The Pentagon has had any number of objectives since September 11th, 2001, including:

  • Capturing Osama bin Laden "dead or alive"
  • Capturing his second-in-command, Dr. Al Zawahiri
  • Defeating Al Qaeda
  • Defeating the Taliban
  • Capturing Saddam Hussein (the Pentagon didn't do this; the Kurds did and turned him over)
  • Capturing Afghanistan and creating conditions so the country would become a democracy
  • Capturing Iraq and creating conditions so it could become a free democracy
  • "Winning the Global War on Terror" (Calling it the War on Terror, Donald Rumsfeld told us on the eve of his departure, was silly and bogus)
Now, as it happens, the Pentagon has achieved NONE of these objectives. So why the hell does the Pentagon have time to identify, track, and keep in a database those who peacefully protest Mr.
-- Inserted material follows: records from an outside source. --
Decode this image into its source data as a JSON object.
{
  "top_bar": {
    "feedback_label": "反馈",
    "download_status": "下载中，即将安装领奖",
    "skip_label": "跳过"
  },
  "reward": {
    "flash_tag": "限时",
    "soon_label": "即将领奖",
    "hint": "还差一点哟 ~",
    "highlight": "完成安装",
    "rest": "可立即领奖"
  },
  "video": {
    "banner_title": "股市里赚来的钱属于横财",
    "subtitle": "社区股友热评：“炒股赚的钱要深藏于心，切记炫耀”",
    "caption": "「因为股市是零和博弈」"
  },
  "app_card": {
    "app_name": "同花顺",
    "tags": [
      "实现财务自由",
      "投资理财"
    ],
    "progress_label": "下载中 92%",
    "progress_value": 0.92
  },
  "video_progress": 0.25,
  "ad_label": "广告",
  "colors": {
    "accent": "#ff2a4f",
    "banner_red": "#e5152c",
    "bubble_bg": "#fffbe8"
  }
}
Bush's many wars of empire?

From Common Dreams, by Walter Pincus, originally from the Washington Post:
A Defense Department database devoted to gathering information on potential threats to military facilities and personnel, known as Talon, had 13,000 entries as of a year ago – including 2,821 reports involving American citizens, according to an internal Pentagon memo to be released today by the American Civil Liberties Union.
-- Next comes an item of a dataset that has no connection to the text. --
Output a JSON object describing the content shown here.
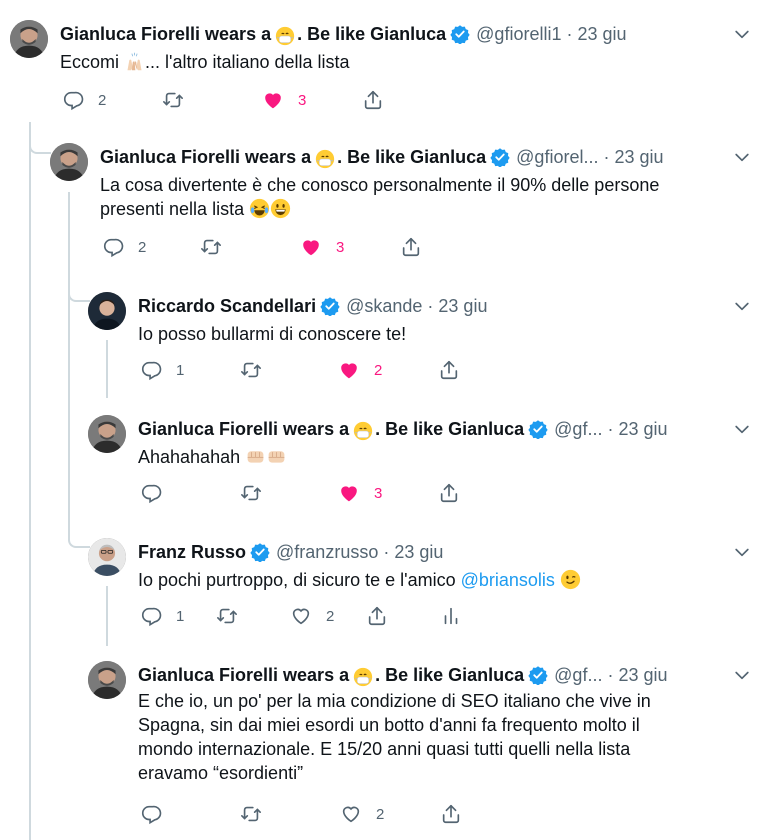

The Pentagon memo says an examination of the system led to the deletion of 1,131 reports involving Americans, 186 of which dealt with "anti-military protests or demonstrations in the U.S."
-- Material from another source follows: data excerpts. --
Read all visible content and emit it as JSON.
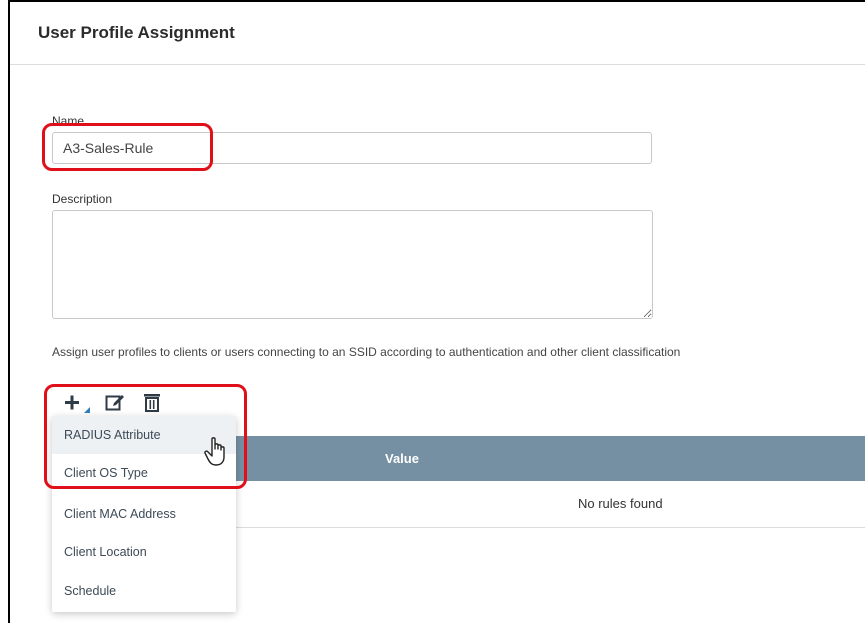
{
  "panel": {
    "title": "User Profile Assignment"
  },
  "form": {
    "name_label": "Name",
    "name_value": "A3-Sales-Rule",
    "description_label": "Description",
    "description_value": "",
    "instructions": "Assign user profiles to clients or users connecting to an SSID according to authentication and other client classification"
  },
  "toolbar": {
    "icons": [
      "plus-icon",
      "edit-icon",
      "trash-icon"
    ]
  },
  "add_menu": {
    "items": [
      {
        "label": "RADIUS Attribute"
      },
      {
        "label": "Client OS Type"
      },
      {
        "label": "Client MAC Address"
      },
      {
        "label": "Client Location"
      },
      {
        "label": "Schedule"
      }
    ]
  },
  "rules_table": {
    "columns": [
      "Value"
    ],
    "empty_text": "No rules found"
  },
  "colors": {
    "header_bg": "#7590a2",
    "highlight": "#e0101a",
    "menu_hover": "#edf1f4"
  }
}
Titled "Review of the TALON Reporting System," the four-page memo produced in February 2006 summarizes some interim results from an inquiry ordered by then-Defense Secretary Donald Rumsfeld after disclosure in December 2005 that the system had collected and circulated data on anti-military protests and other peaceful demonstrations.

The released memo, one of a series of Talon documents made public over the past year by the ACLU under a Freedom of Information Act lawsuit, said that the deleted reports did not meet a 2003 Defense Department requirement that they have some foreign terrorist connection or relate to what was believed to be "a force protection threat."

The number of deleted reports far exceeds the estimate provided to the Washington Post just over a year ago by senior officials of Counterintelligence Field Activity (CIFA), the Defense Department agency that manages the Talon program. At that time, then-CIFA Director David A. Burtt II said the review had disclosed that only 1 percent of the then 12,500 Talon reports appeared to be problematic.

The ACLU said in its own report that past disclosures about Talon "cried out for congressional oversight yet Congress was silent." It said the new memo indicated there "may be even more disturbing" information to discover and declared "it is time for Congress to act."

The ACLU noted the memo showed that Talon reports had a much wider circulation than previously disclosed, with about 28 organizations and 3,589 individuals authorized to submit reports or have access to the database. The organizations with access include various military agencies as well as state, federal and local law enforcement officials.

A Pentagon spokesman said there are 7,700 reports in the Talon database. Some involve U.S. citizens, but the spokesman declined to say how many.
Perhaps we need to shut down the Pentagon since they aren't performing their jobs while collecting more money than any other American institution (and more than most others rolled together).